Now a study published in the June 10 issue of journal Science provides more fodder for the debate over the value of microlending. It looked at microloans given to just under 1,000 people in the Philippines who run very small businesses. Economists Dean Karlan of Yale University and Jonathan Zinman of Dartmouth College compared the outcomes for two similar groups, one that received microloans and one that did not, over roughly a one- to two-year period.

Their findings? Microloans don't help expand businesses nor did they contribute to a better sense of well-being among the borrowers.

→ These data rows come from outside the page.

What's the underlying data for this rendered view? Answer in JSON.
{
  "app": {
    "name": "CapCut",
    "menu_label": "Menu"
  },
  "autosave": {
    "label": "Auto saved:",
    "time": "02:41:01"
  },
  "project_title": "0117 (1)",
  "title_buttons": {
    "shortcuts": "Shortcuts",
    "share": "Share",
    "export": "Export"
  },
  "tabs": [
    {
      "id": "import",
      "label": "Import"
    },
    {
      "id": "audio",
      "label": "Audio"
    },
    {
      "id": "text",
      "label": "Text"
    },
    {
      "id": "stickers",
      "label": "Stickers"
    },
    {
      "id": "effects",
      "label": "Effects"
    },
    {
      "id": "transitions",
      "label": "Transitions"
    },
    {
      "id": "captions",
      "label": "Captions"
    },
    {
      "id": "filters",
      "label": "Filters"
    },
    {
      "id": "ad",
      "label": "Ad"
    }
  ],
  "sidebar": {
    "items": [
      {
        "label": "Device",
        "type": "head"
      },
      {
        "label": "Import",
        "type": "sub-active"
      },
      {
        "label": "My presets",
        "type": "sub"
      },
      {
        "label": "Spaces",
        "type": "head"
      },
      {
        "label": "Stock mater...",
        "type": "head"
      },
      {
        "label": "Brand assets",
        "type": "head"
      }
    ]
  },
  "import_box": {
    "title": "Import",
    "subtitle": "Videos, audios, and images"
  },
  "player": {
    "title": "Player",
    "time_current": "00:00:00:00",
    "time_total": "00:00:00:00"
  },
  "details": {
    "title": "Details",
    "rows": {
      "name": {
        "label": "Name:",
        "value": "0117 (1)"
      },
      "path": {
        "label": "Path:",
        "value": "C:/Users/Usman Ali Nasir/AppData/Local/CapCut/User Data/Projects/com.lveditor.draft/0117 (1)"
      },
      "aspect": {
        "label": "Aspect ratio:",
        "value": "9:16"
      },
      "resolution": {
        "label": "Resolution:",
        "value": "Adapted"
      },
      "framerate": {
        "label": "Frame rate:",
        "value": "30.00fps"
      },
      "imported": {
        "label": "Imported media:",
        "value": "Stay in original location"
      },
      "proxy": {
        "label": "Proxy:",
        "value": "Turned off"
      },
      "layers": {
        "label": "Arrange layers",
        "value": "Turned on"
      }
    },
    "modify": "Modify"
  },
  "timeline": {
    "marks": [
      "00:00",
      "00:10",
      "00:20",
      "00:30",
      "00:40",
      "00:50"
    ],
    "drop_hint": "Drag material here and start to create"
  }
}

But there were some surprising benefits. The loans helped families cope with other kinds of economic challenges, providing a way to manage their meager "cash flow." They used the money to do things like pay school fees and medical bills, and sometimes just to buy food.

"It is likely that helping poor families borrow and manage cash flow – reliably, flexibly, and for a range of uses – will end up being the truly big idea behind microcredit, even if it’s not the big idea that inspired the global movement," says Jonathan Morduch in an analysis piece that accompanies the study paper.

"The idea that microcredit creates a new class of hard-working, independent entrepreneurs sells well with investors and donors," he writes. "But it risks undermining support for what may be a more important reason to care about access to finance: that it helps families cope with economic challenges that may not be related to business."